For the Spider 62, the shortness and soft camber make it easier to turn without the level of skill required to carve turns on double-cambered skis. The narrow width keeps them somewhat efficient over the distance as long as the snow is not too soft.

A more traditional backcountry ski will be longer with double-camber. The E89 for example, will be more efficient over the distance, but would require a much higher level of skill to control on a descent down a hill. The extra length could also be challenging in dense woods or around rocks.

A fatter, flat ski with more sidecut like the S-Bound will float better and take the descents with only modest skill, but will be a drag over the distance.

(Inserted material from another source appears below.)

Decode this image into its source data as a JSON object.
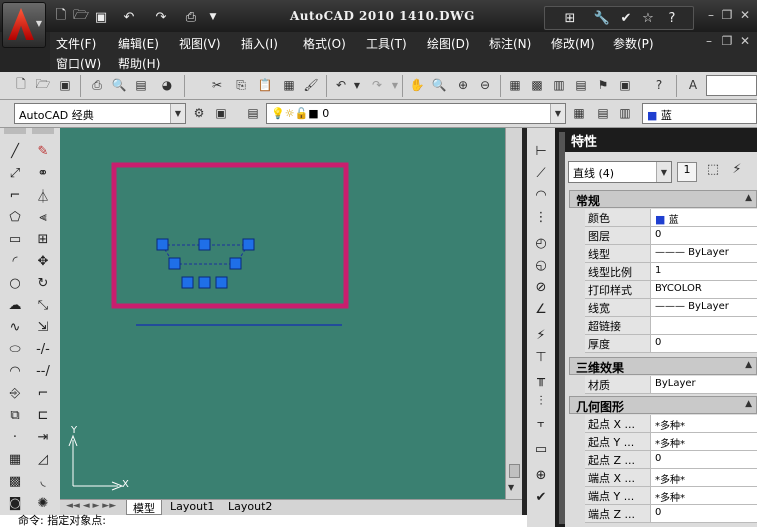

I don’t have enough experience to evaluate skis that are only slightly different by one variable. The Outback 68 and Traverse 78 for example, are similar to the Spider 62, just a little wider. That almost certainly adds a bit for descents, but does that extra width give flotation that helps them glide better in soft snow, or does it just create more drag? I suspect to improve the glide, they would also have to be stiffer. The E109 is wider, and probably not as stiff as the E99. But is it stiffer than Fischer’s “Offtrack Cruising” line, or about the same?

My current plan is to work on my skills with the Spider 62 for at least the rest of this season. In the future, I’d like to find something that is faster over soft snow without being impossible to control in steeper terrain.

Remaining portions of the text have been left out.